Eosinophilia and comparatively fewer cases of hypereosinophilia are associated with the following known diseases that are known or thought to have an allergic basis: allergic rhinitis, asthma, atopic dermatitis, eosinophilic esophagitis, chronic sinusitis, aspirin-induced asthma, allergic bronchopulmonary aspergillosis, chronic eosinophilic pneumonia, and Kimura's disease.

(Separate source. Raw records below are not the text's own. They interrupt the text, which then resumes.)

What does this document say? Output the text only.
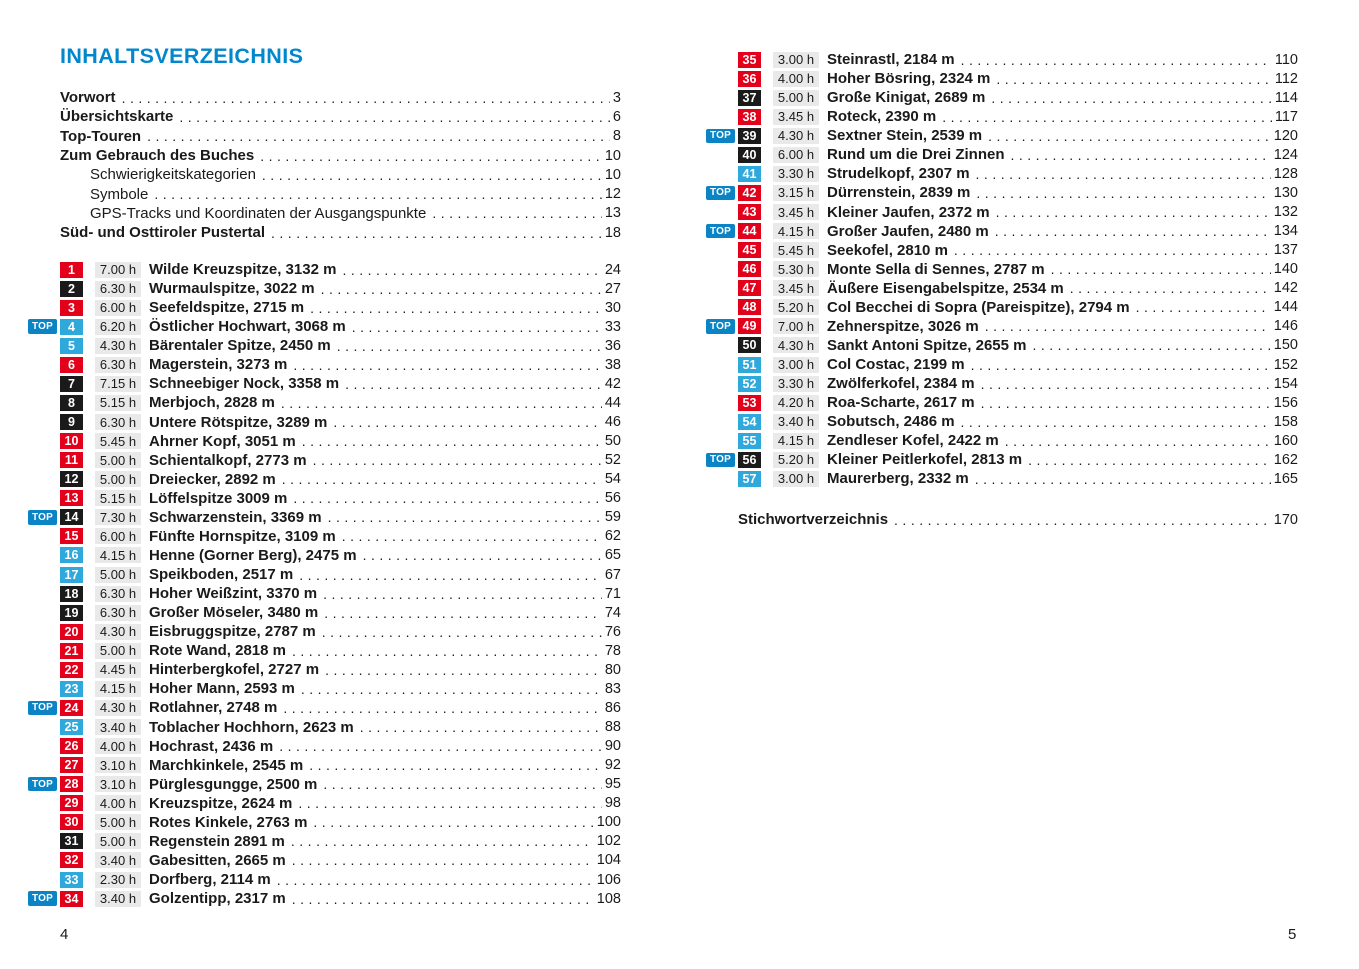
INHALTSVERZEICHNIS
Vorwort .....	3
Übersichtskarte .....	6
Top-Touren .....	8
Zum Gebrauch des Buches .....	10
Schwierigkeitskategorien .....	10
Symbole .....	12
GPS-Tracks und Koordinaten der Ausgangspunkte .....	13
Süd- und Osttiroler Pustertal .....	18
1	7.00 h Wilde Kreuzspitze, 3132 m .....	24
2	6.30 h Wurmaulspitze, 3022 m .....	27
3	6.00 h Seefeldspitze, 2715 m .....	30
TOP	4	6.20 h Östlicher Hochwart, 3068 m .....	33
5	4.30 h Bärentaler Spitze, 2450 m .....	36
6	6.30 h Magerstein, 3273 m .....	38
7	7.15 h Schneebiger Nock, 3358 m .....	42
8	5.15 h Merbjoch, 2828 m .....	44
9	6.30 h Untere Rötspitze, 3289 m .....	46
10	5.45 h Ahrner Kopf, 3051 m .....	50
11	5.00 h Schientalkopf, 2773 m .....	52
12	5.00 h Dreiecker, 2892 m .....	54
13	5.15 h Löffelspitze 3009 m .....	56
TOP 14	7.30 h Schwarzenstein, 3369 m .....	59
15	6.00 h Fünfte Hornspitze, 3109 m .....	62
16	4.15 h Henne (Gorner Berg), 2475 m .....	65
17	5.00 h Speikboden, 2517 m .....	67
18	6.30 h Hoher Weißzint, 3370 m .....	71
19	6.30 h Großer Möseler, 3480 m .....	74
20	4.30 h Eisbruggspitze, 2787 m .....	76
21	5.00 h Rote Wand, 2818 m .....	78
22	4.45 h Hinterbergkofel, 2727 m .....	80
23	4.15 h Hoher Mann, 2593 m .....	83
TOP 24	4.30 h Rotlahner, 2748 m .....	86
25	3.40 h Toblacher Hochhorn, 2623 m .....	88
26	4.00 h Hochrast, 2436 m .....	90
27	3.10 h Marchkinkele, 2545 m .....	92
TOP 28	3.10 h Pürglesgungge, 2500 m .....	95
29	4.00 h Kreuzspitze, 2624 m .....	98
30	5.00 h Rotes Kinkele, 2763 m .....	100
31	5.00 h Regenstein 2891 m .....	102
32	3.40 h Gabesitten, 2665 m .....	104
33	2.30 h Dorfberg, 2114 m .....	106
TOP 34	3.40 h Golzentipp, 2317 m .....	108
35	3.00 h Steinrastl, 2184 m .....	110
36	4.00 h Hoher Bösring, 2324 m .....	112
37	5.00 h Große Kinigat, 2689 m .....	114
38	3.45 h Roteck, 2390 m .....	117
TOP 39	4.30 h Sextner Stein, 2539 m .....	120
40	6.00 h Rund um die Drei Zinnen .....	124
41	3.30 h Strudelkopf, 2307 m .....	128
TOP 42	3.15 h Dürrenstein, 2839 m .....	130
43	3.45 h Kleiner Jaufen, 2372 m .....	132
TOP 44	4.15 h Großer Jaufen, 2480 m .....	134
45	5.45 h Seekofel, 2810 m .....	137
46	5.30 h Monte Sella di Sennes, 2787 m .....	140
47	3.45 h Äußere Eisengabelspitze, 2534 m .....	142
48	5.20 h Col Becchei di Sopra (Pareispitze), 2794 m .....	144
TOP 49	7.00 h Zehnerspitze, 3026 m .....	146
50	4.30 h Sankt Antoni Spitze, 2655 m .....	150
51	3.00 h Col Costac, 2199 m .....	152
52	3.30 h Zwölferkofel, 2384 m .....	154
53	4.20 h Roa-Scharte, 2617 m .....	156
54	3.40 h Sobutsch, 2486 m .....	158
55	4.15 h Zendleser Kofel, 2422 m .....	160
TOP 56	5.20 h Kleiner Peitlerkofel, 2813 m .....	162
57	3.00 h Maurerberg, 2332 m .....	165
Stichwortverzeichnis .....	170
4	5
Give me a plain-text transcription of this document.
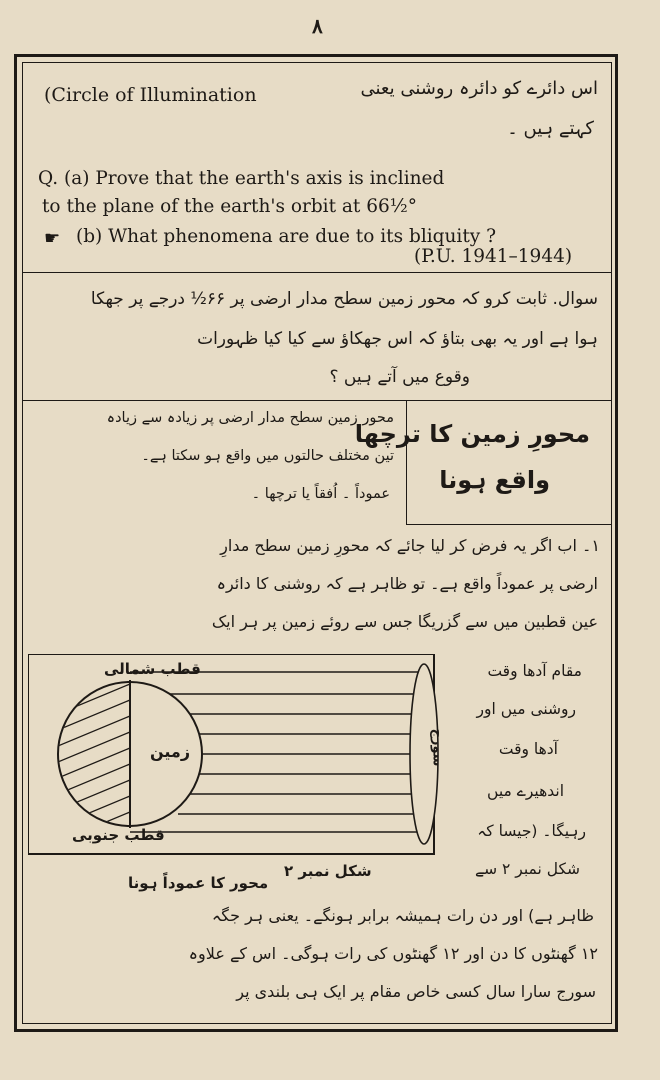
۸
اس دائرے کو دائرہ روشنی یعنی
(Circle of Illumination
کہتے ہیں ۔
Q. (a) Prove that the earth's axis is inclined
to the plane of the earth's orbit at 66½°
☛ (b) What phenomena are due to its bliquity ?
(P.U. 1941–1944)
سوال. ثابت کرو کہ محور زمین سطح مدار ارضی پر ۶۶½ درجے پر جھکا
ہوا ہے اور یہ بھی بتاؤ کہ اس جھکاؤ سے کیا کیا ظہورات
وقوع میں آتے ہیں ؟
محورِ زمین کا ترچھا
واقع ہونا
محور زمین سطح مدار ارضی پر زیادہ سے زیادہ
تین مختلف حالتوں میں واقع ہو سکتا ہے۔
عموداً ۔ اُفقاً یا ترچھا ۔
۱۔ اب اگر یہ فرض کر لیا جائے کہ محورِ زمین سطح مدارِ
ارضی پر عموداً واقع ہے۔ تو ظاہر ہے کہ روشنی کا دائرہ
عین قطبین میں سے گزریگا جس سے روئے زمین پر ہر ایک
مقام آدھا وقت
روشنی میں اور
آدھا وقت
اندھیرے میں
رہیگا۔ (جیسا کہ
شکل نمبر ۲ سے
قطب شمالی
زمین	سورج
قطب جنوبی
شکل نمبر ۲
محور کا عموداً ہونا
ظاہر ہے) اور دن رات ہمیشہ برابر ہونگے۔ یعنی ہر جگہ
۱۲ گھنٹوں کا دن اور ۱۲ گھنٹوں کی رات ہوگی۔ اس کے علاوہ
سورج سارا سال کسی خاص مقام پر ایک ہی بلندی پر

Certain types of food allergy disorders may also be associated with eosinophilia or, less commonly, hypereosinophilia. Allergic eosinophilic esophagitis and the Food protein-induced enterocolitis syndrome are commonly associated with increased blood eosinophil levels.

Helminths are common causes of hypereosiophilia and eosinophilia in areas endemic to these parasites. Helminths infections causing increased blood eosinophil counts include: 1) nematodes, (i.e. "Angiostrongylus cantonensis" and Hookworm infections), ascariasis, strongyloidiasis trichinosis, visceral larva migrans, Gnathostomiasis, cysticercosis, and echinococcosis; 2) filarioidea, i.e. tropical pulmonary eosinophilia, loiasis, and onchocerciasis; and 3) flukes, i.e. shistosomiasis, fascioliasis, clonorchiasis, paragonimiasis, and fasciolopsiasis. Other infections associated with increased eosinophil blood counts include: protozoan infections, i.e. "Isospora belli" and "Dientamoeba fragilis") and sarcocystis); fungal infections (i.e. disseminated histoplasmosis, cryptococcosis especially in cases with [[central nervous system]] involvement), and coccidioides); and viral infections, i.e. Human T-lymphotropic virus 1 and HIV.